Paper Trail

National Book Foundation announces nonfiction award nominees; Leslie Jamison on earnestness


Leslie Jamison. Photo: Beowulf Sheehan

The National Book Foundation has announced the nominees for the 2019 nonfiction prize, including Sarah M. Broom’s The Yellow House, Hanif Abdurraqib’s Go Ahead in the Rain, and Tressie McMillan Cottom’s Thick.

A German award jury has reversed its decision to give the Nelly Sachs Prize to British author Kamila Shamsie over her support of the BDS movement against the Israeli government.

In the New York Times Magazine, Kat Chow profiles Red in the Bone author Jacqueline Woodson.

Leslie Jamison talks to Entertainment Weekly about revision, earnestness, and her new essay collection, Make It Scream, Make It Burn. “When I claim earnestly to believe in the infinitude of every human life, it’s not a hollow platitude; it’s something I’ve spent five years reporting out,” she said. “I also think earnestness that’s standing on the back of deep research, deep skepticism, deep interrogation has a kind of force to it. It’s what separates it from the different earnestness that lives in hollow platitudes or unexplored cliches — which, obviously I have a deep love for as well.”

At Literary Hub, Torsa Ghosal reflects on how climate change is affecting fiction. “Can extreme weather stir up slumbering folk heroes and their nemeses?” she asks. “What happens when age-old stories embedded in the permafrost of intergenerational memory suddenly thaw?”

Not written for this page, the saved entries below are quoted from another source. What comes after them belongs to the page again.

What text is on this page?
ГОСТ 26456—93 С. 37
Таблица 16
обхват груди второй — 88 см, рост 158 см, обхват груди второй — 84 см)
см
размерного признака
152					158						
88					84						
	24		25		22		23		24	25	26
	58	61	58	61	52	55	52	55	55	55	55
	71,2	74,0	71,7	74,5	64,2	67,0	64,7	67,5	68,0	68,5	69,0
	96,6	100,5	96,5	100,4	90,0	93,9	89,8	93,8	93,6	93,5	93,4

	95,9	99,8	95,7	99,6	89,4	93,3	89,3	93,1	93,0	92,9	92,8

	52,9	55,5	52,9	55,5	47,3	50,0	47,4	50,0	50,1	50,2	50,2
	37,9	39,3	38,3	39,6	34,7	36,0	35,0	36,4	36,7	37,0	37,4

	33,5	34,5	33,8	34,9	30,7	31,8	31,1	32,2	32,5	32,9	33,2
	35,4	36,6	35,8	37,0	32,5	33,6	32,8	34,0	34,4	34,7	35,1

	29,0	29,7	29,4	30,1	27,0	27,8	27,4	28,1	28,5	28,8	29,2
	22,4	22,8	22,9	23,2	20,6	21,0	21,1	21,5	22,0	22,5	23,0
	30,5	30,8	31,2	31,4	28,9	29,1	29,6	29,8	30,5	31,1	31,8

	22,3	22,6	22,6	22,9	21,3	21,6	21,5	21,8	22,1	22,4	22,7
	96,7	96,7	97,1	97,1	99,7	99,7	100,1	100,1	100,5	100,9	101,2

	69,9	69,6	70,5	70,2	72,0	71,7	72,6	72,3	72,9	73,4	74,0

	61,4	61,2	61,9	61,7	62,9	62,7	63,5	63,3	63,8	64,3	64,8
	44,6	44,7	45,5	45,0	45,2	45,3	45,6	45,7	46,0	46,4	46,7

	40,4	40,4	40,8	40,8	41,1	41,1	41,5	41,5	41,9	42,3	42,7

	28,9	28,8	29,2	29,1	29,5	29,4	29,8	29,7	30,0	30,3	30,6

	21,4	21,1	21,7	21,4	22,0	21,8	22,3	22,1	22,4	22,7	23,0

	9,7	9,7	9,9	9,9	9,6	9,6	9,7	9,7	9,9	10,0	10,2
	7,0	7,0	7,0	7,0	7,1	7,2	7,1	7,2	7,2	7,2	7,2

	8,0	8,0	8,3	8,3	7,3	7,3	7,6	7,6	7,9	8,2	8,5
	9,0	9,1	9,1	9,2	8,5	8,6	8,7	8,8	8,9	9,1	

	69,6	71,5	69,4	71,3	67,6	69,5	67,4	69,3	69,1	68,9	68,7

For the New York Times, Katherine Rosman looks at the world of writing workshops. Authors like Meghan Daum and Dani Shapiro run seminars that can cost anywhere from $400 for a four-week online course to $3500 for a two-day Connecticut retreat “that offers skill training, vocational advice and the sort of emotional calmness that few professional writers would describe as part of the job.”